12. A grande maioria dos países apoiou resolução da Assembleia Geral da ONU para restabelecer uma moratória das execuções, apontando para a abolição total da pena de morte. Em 18/12/2014, em um total de 117 dos 193 Estados membros votaram a favor da resolução, três a mais do que havia obtido em novembro, na Terceira Comissão da entidade, a de Direitos Humanos. Os países contrários à medida somaram 38, além de 34 abstenções. A Anistia Internacional se opõe à pena de morte em todos os casos, sem exceção, independentemente do caráter ou circunstâncias do delito e do método utilizado pelo Estado para realizar a execução.

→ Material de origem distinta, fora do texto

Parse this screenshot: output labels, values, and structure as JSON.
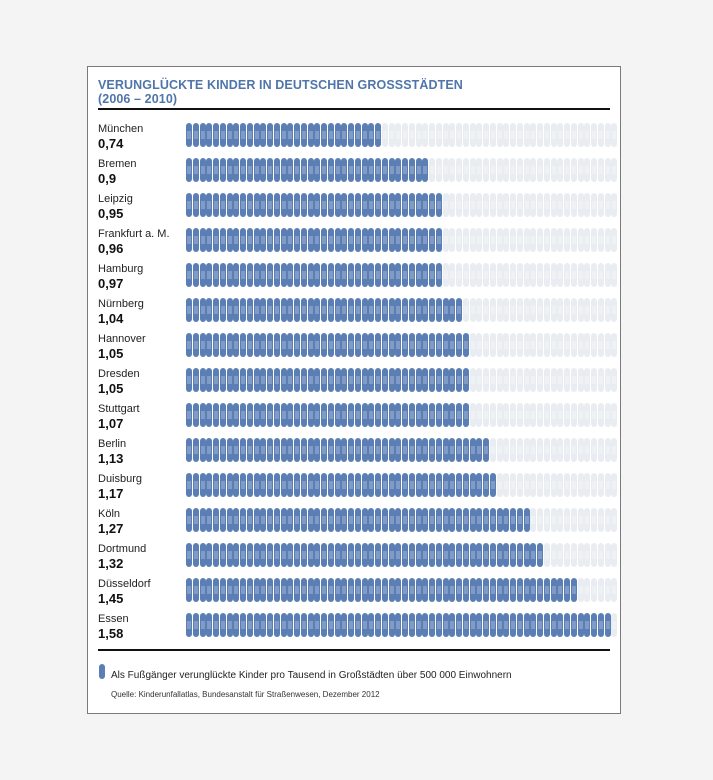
{
  "chart_data": {
    "type": "bar",
    "title": "VERUNGLÜCKTE KINDER IN DEUTSCHEN GROSSSTÄDTEN",
    "subtitle": "(2006 – 2010)",
    "categories": [
      "München",
      "Bremen",
      "Leipzig",
      "Frankfurt a. M.",
      "Hamburg",
      "Nürnberg",
      "Hannover",
      "Dresden",
      "Stuttgart",
      "Berlin",
      "Duisburg",
      "Köln",
      "Dortmund",
      "Düsseldorf",
      "Essen"
    ],
    "value_labels": [
      "0,74",
      "0,9",
      "0,95",
      "0,96",
      "0,97",
      "1,04",
      "1,05",
      "1,05",
      "1,07",
      "1,13",
      "1,17",
      "1,27",
      "1,32",
      "1,45",
      "1,58"
    ],
    "values": [
      0.74,
      0.9,
      0.95,
      0.96,
      0.97,
      1.04,
      1.05,
      1.05,
      1.07,
      1.13,
      1.17,
      1.27,
      1.32,
      1.45,
      1.58
    ],
    "filled_icons": [
      29,
      36,
      38,
      38,
      38,
      41,
      42,
      42,
      42,
      45,
      46,
      51,
      53,
      58,
      63
    ],
    "total_icons": 64,
    "legend": "Als Fußgänger verunglückte Kinder pro Tausend in Großstädten über 500 000 Einwohnern",
    "source": "Quelle: Kinderunfallatlas, Bundesanstalt für Straßenwesen, Dezember 2012",
    "colors": {
      "filled": "#5b7fb5",
      "empty": "#e9edf2",
      "title": "#4f75aa"
    }
  }
}
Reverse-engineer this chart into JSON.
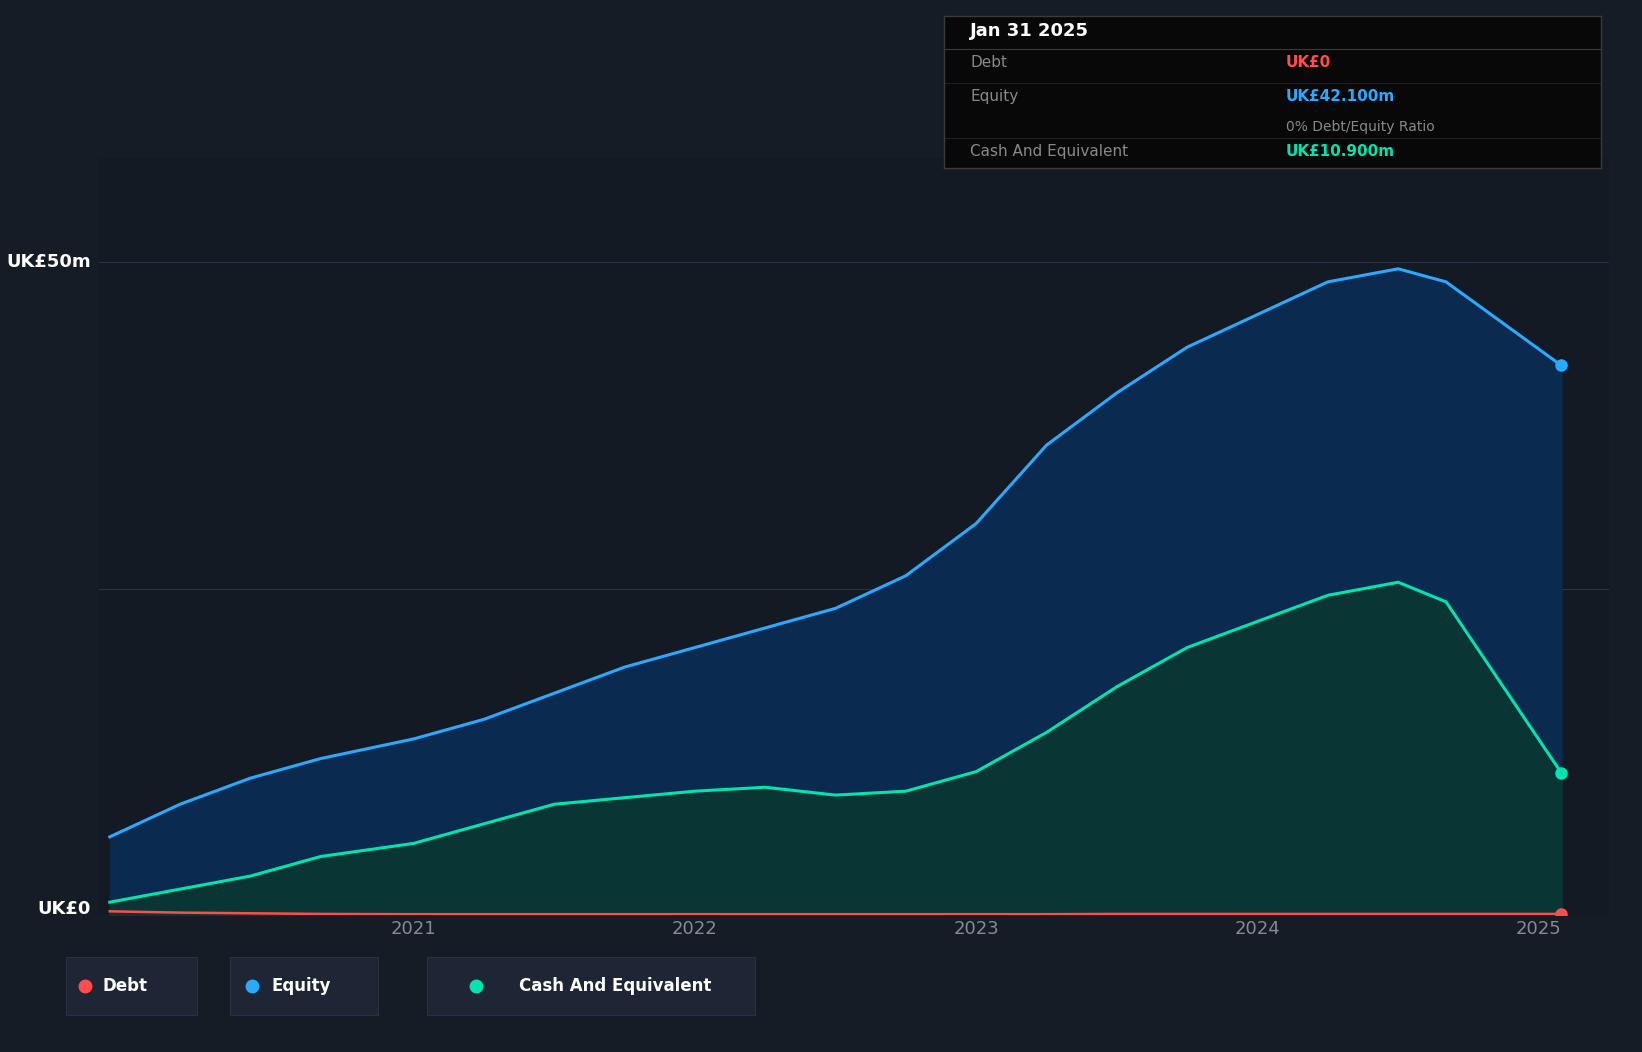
{
  "background_color": "#161c26",
  "plot_bg_color": "#141a24",
  "grid_color": "#2a3348",
  "ylabel_50": "UK£50m",
  "ylabel_0": "UK£0",
  "x_years": [
    2019.92,
    2020.17,
    2020.42,
    2020.67,
    2021.0,
    2021.25,
    2021.5,
    2021.75,
    2022.0,
    2022.25,
    2022.5,
    2022.75,
    2023.0,
    2023.25,
    2023.5,
    2023.75,
    2024.0,
    2024.25,
    2024.5,
    2024.67,
    2025.08
  ],
  "debt": [
    0.3,
    0.2,
    0.15,
    0.1,
    0.08,
    0.08,
    0.08,
    0.08,
    0.08,
    0.08,
    0.08,
    0.08,
    0.08,
    0.08,
    0.1,
    0.1,
    0.1,
    0.1,
    0.1,
    0.1,
    0.1
  ],
  "equity": [
    6.0,
    8.5,
    10.5,
    12.0,
    13.5,
    15.0,
    17.0,
    19.0,
    20.5,
    22.0,
    23.5,
    26.0,
    30.0,
    36.0,
    40.0,
    43.5,
    46.0,
    48.5,
    49.5,
    48.5,
    42.1
  ],
  "cash": [
    1.0,
    2.0,
    3.0,
    4.5,
    5.5,
    7.0,
    8.5,
    9.0,
    9.5,
    9.8,
    9.2,
    9.5,
    11.0,
    14.0,
    17.5,
    20.5,
    22.5,
    24.5,
    25.5,
    24.0,
    10.9
  ],
  "debt_color": "#ff4d4d",
  "equity_color": "#29aaff",
  "cash_color": "#00e5b0",
  "equity_fill": "#0a2a50",
  "cash_fill": "#0a3535",
  "tooltip_bg": "#080808",
  "tooltip_border": "#3a3a3a",
  "tooltip_title": "Jan 31 2025",
  "tooltip_debt_label": "Debt",
  "tooltip_debt_value": "UK£0",
  "tooltip_equity_label": "Equity",
  "tooltip_equity_value": "UK£42.100m",
  "tooltip_ratio": "0% Debt/Equity Ratio",
  "tooltip_cash_label": "Cash And Equivalent",
  "tooltip_cash_value": "UK£10.900m",
  "legend_items": [
    "Debt",
    "Equity",
    "Cash And Equivalent"
  ],
  "legend_bg": "#1e2535",
  "legend_border": "#2a3040",
  "ylim": [
    0,
    58
  ],
  "xlim": [
    2019.88,
    2025.25
  ],
  "ytick_50_pos": 50,
  "ytick_25_pos": 25,
  "ytick_0_pos": 0
}
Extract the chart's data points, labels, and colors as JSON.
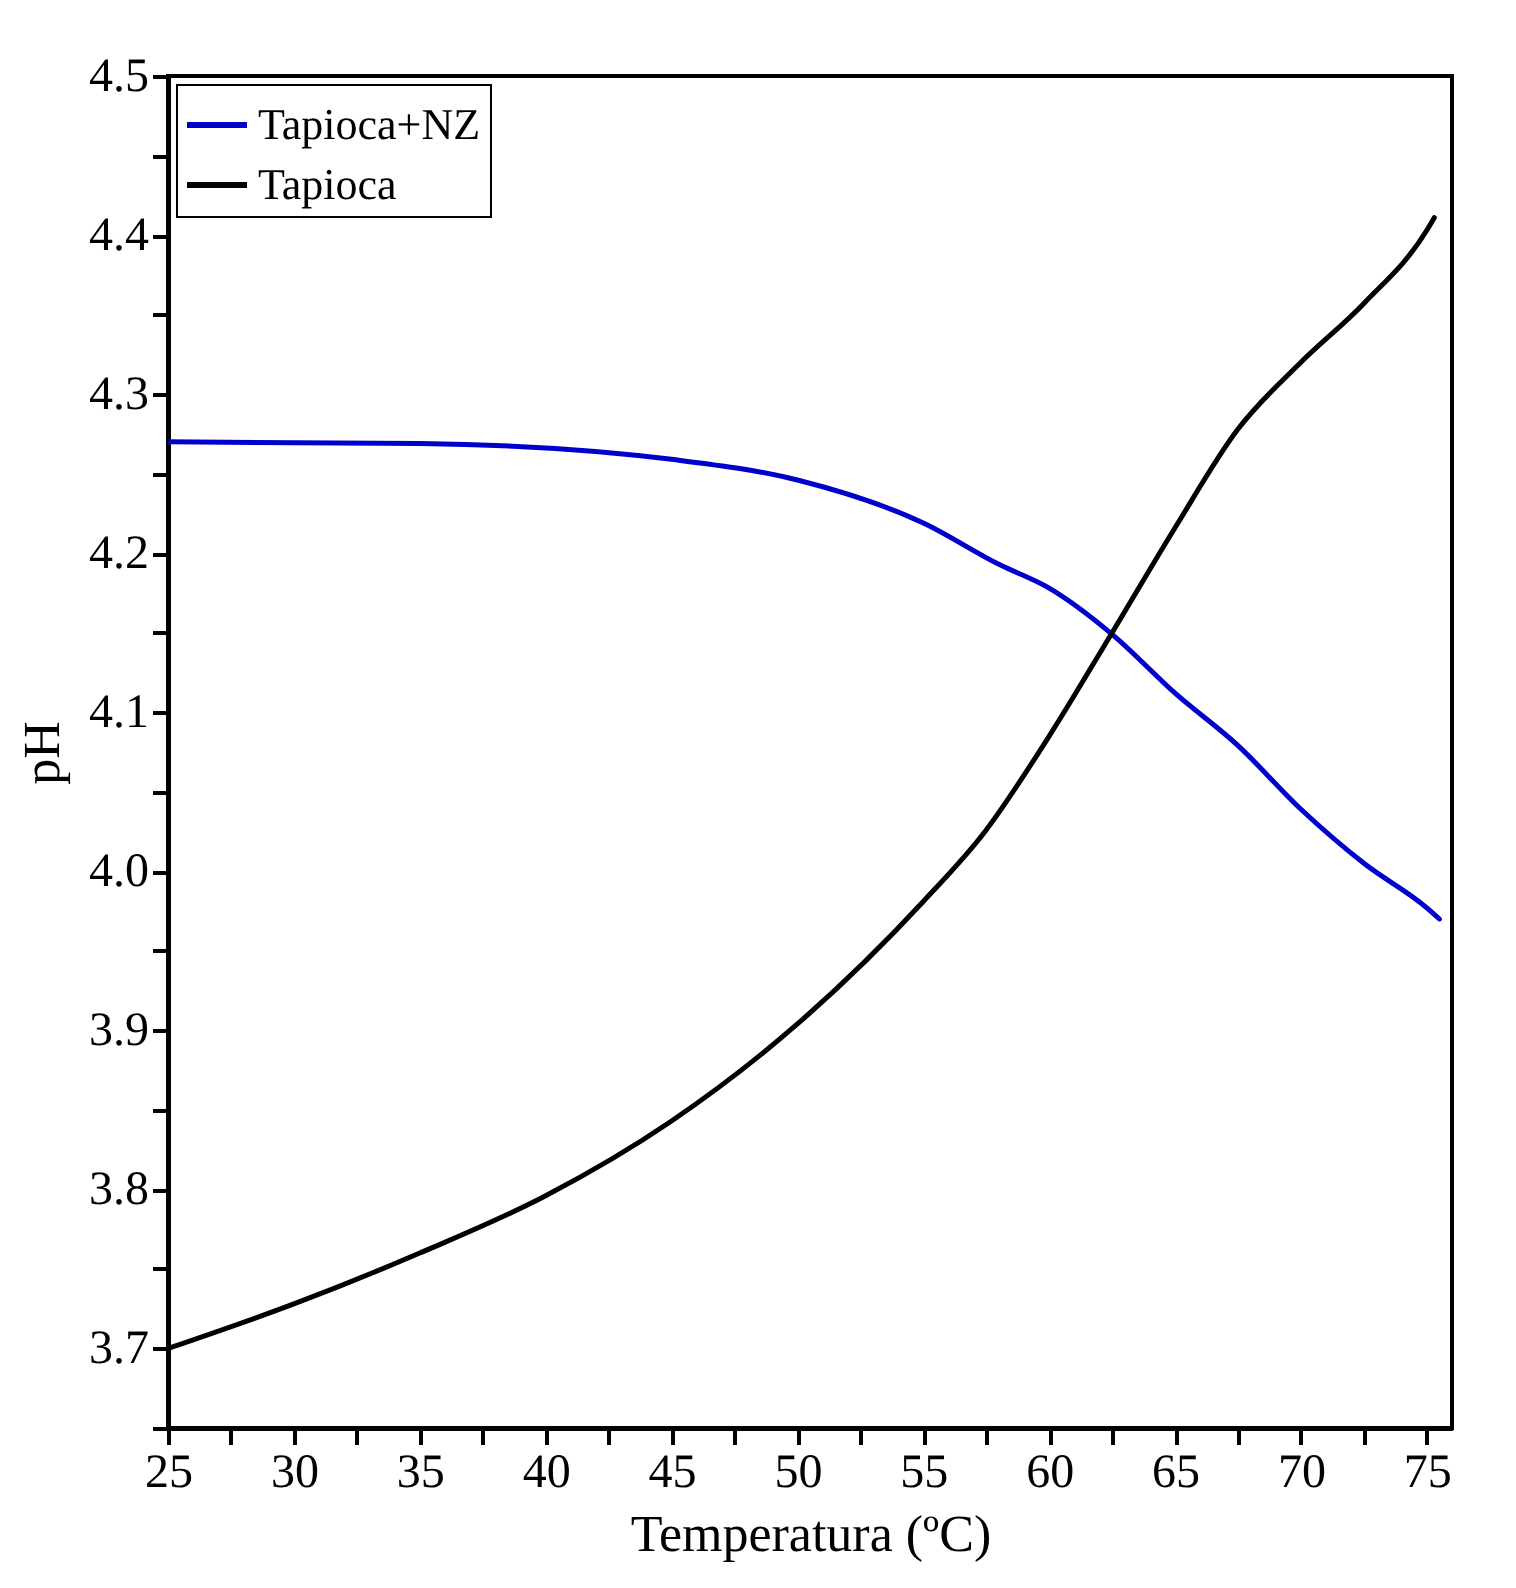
{
  "chart_data": {
    "type": "line",
    "xlabel": "Temperatura (ºC)",
    "ylabel": "pH",
    "xlim": [
      25,
      76
    ],
    "ylim": [
      3.65,
      4.5
    ],
    "xticks": [
      25,
      {
        "value": 27.5,
        "label": null
      },
      30,
      {
        "value": 32.5,
        "label": null
      },
      35,
      {
        "value": 37.5,
        "label": null
      },
      40,
      {
        "value": 42.5,
        "label": null
      },
      45,
      {
        "value": 47.5,
        "label": null
      },
      50,
      {
        "value": 52.5,
        "label": null
      },
      55,
      {
        "value": 57.5,
        "label": null
      },
      60,
      {
        "value": 62.5,
        "label": null
      },
      65,
      {
        "value": 67.5,
        "label": null
      },
      70,
      {
        "value": 72.5,
        "label": null
      },
      75
    ],
    "yticks": [
      {
        "value": 3.65,
        "label": null
      },
      {
        "value": 3.7,
        "label": "3.7"
      },
      {
        "value": 3.75,
        "label": null
      },
      {
        "value": 3.8,
        "label": "3.8"
      },
      {
        "value": 3.85,
        "label": null
      },
      {
        "value": 3.9,
        "label": "3.9"
      },
      {
        "value": 3.95,
        "label": null
      },
      {
        "value": 4.0,
        "label": "4.0"
      },
      {
        "value": 4.05,
        "label": null
      },
      {
        "value": 4.1,
        "label": "4.1"
      },
      {
        "value": 4.15,
        "label": null
      },
      {
        "value": 4.2,
        "label": "4.2"
      },
      {
        "value": 4.25,
        "label": null
      },
      {
        "value": 4.3,
        "label": "4.3"
      },
      {
        "value": 4.35,
        "label": null
      },
      {
        "value": 4.4,
        "label": "4.4"
      },
      {
        "value": 4.45,
        "label": null
      },
      {
        "value": 4.5,
        "label": "4.5"
      }
    ],
    "legend": "top left",
    "grid": false,
    "marker": "none",
    "line_style": "solid",
    "series": [
      {
        "name": "Tapioca+NZ",
        "color": "#0000cc",
        "x": [
          25,
          35,
          45,
          50,
          55,
          58,
          60,
          62.5,
          65,
          67.5,
          70,
          72.5,
          75,
          75.5
        ],
        "values": [
          4.27,
          4.269,
          4.259,
          4.246,
          4.219,
          4.193,
          4.178,
          4.149,
          4.112,
          4.079,
          4.039,
          4.005,
          3.977,
          3.97
        ]
      },
      {
        "name": "Tapioca",
        "color": "#000000",
        "x": [
          25,
          30,
          35,
          40,
          45,
          50,
          55,
          57.5,
          60,
          62.5,
          65,
          67.5,
          70,
          72.5,
          75,
          75.3
        ],
        "values": [
          3.7,
          3.728,
          3.76,
          3.796,
          3.843,
          3.904,
          3.981,
          4.026,
          4.085,
          4.15,
          4.216,
          4.278,
          4.32,
          4.357,
          4.403,
          4.411
        ]
      }
    ]
  }
}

13. Contemporaneamente, ainda há uma longa estrada a ser percorrida para a conscientização dos povos civilizados, no sentido da desnecessidade da aplicação da pena de morte, diante do arco de soluções alternativas, para alcançar-se a sua total abolição. Norberto Bobbio, em L’età dei diritto, diz que o debate sobre a pena de morte é destinado a continuar.


14. O Papa Francisco, na Praça de São Pedro, pediu aos católicos a proibição mundial da pena de morte e a imediata suspensão de sua execução durante o Jubileu da Misericórdia que finda no mês de novembro de 2016.


15. Após uma moratória de quase duas décadas, o Secretário de Justiça dos Estados Unidos, William Barr, anunciou a reversão de uma moratória federal à pena de morte (nenhum condenado foi executado, desde 2003). As execuções serão realizadas na Penitenciária Federal, em Terre Haute, na Indiana, usando a droga Pentobarbital. Há, no “corredor da morte”, sessenta e dois condenados em prisões federais. Registre-se que o Presidente Donald Trump defende o aumento do uso da pena de morte para traficantes de drogas e crimes hediondos (terrorismo). É lamentável o retrocesso, que traduz uma questão ideológica, incompatível com o avanço conquistado na era contemporânea.